On 13/09/2018 19:21, Kevin Wolf wrote:
> Am 13.09.2018 um 17:11 hat Paolo Bonzini geschrieben:
>> On 13/09/2018 14:52, Kevin Wolf wrote:
>>> Even if AIO_WAIT_WHILE() is called in the home context of the
>>> AioContext, we still want to allow the condition to change depending on
>>> other threads as long as they kick the AioWait. Specfically block jobs
>>> can be running in an I/O thread and should then be able to kick a drain
>>> in the main loop context.
>>
>> I don't understand the scenario very well. Why hasn't the main loop's
>> drain incremented num_waiters?
>
> We are in this path (that didn't increase num_waiters before this patch)
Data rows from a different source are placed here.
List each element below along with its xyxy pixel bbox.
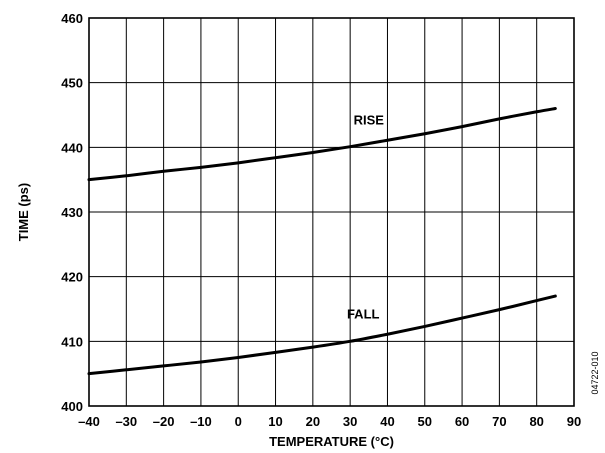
series-annotations: RISE FALL xyxy=(347,113,384,322)
x-tick-label: 20 xyxy=(306,414,320,429)
x-tick-label: 50 xyxy=(418,414,432,429)
x-tick-label: –10 xyxy=(190,414,212,429)
x-tick-label: 60 xyxy=(455,414,469,429)
y-tick-label: 410 xyxy=(61,334,83,349)
series-lines xyxy=(87,107,557,376)
x-tick-label: 0 xyxy=(235,414,242,429)
series-label-rise: RISE xyxy=(354,113,385,128)
y-axis-title: TIME (ps) xyxy=(16,183,31,242)
y-tick-label: 450 xyxy=(61,76,83,91)
x-tick-label: 40 xyxy=(380,414,394,429)
x-tick-label: 30 xyxy=(343,414,357,429)
series-line-rise xyxy=(87,107,557,182)
x-tick-label: 80 xyxy=(529,414,543,429)
x-tick-label: –30 xyxy=(115,414,137,429)
series-line-fall xyxy=(87,294,557,376)
y-tick-label: 440 xyxy=(61,140,83,155)
y-tick-label: 400 xyxy=(61,399,83,414)
grid xyxy=(88,17,575,407)
figure-id: 04722-010 xyxy=(590,351,600,394)
x-axis-title: TEMPERATURE (°C) xyxy=(269,434,394,449)
plot-frame xyxy=(88,17,575,407)
series-label-fall: FALL xyxy=(347,307,380,322)
y-tick-labels: 400 410 420 430 440 450 460 xyxy=(61,11,83,414)
y-tick-label: 430 xyxy=(61,205,83,220)
x-tick-label: 70 xyxy=(492,414,506,429)
x-tick-label: –40 xyxy=(78,414,100,429)
x-tick-labels: –40 –30 –20 –10 0 10 20 30 40 50 60 70 80 90 xyxy=(78,414,581,429)
x-tick-label: –20 xyxy=(153,414,175,429)
x-tick-label: 90 xyxy=(567,414,581,429)
y-tick-label: 460 xyxy=(61,11,83,26)
x-tick-label: 10 xyxy=(268,414,282,429)
y-tick-label: 420 xyxy=(61,270,83,285)
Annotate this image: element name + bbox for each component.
> because drain, and therefore AIO_WAIT_WHILE(), was called from the main
> thread. But draining depends on a job in a different thread, so we need
> to be able to be kicked when that job finally is quiesced.
Ah, because AIO_WAIT_WHILE() is invoked with ctx ==
qemu_get_aio_context(), but the condition is triggered *outside* the
main context? Tricky, but seems correct. AIO_WAIT_WHILE() anyway is
not a fast path.
Paolo
> If I revert this, the test /bdrv-drain/blockjob/iothread/drain hangs.
> This is a block job that works on two nodes in two different contexts.
>
> (I think I saw this with mirror, which doesn't take additional locks
> when it issues a request, so maybe there's a bit more wrong there... We
> clearly need more testing with iothreads, this series probably only
> scratches the surface.)
>
>> Note I'm not against the patch---though I would hoist the
>> atomic_inc/atomic_dec outside the if, since it's done in both branches.
>
> Ok.
>
> Kevin
>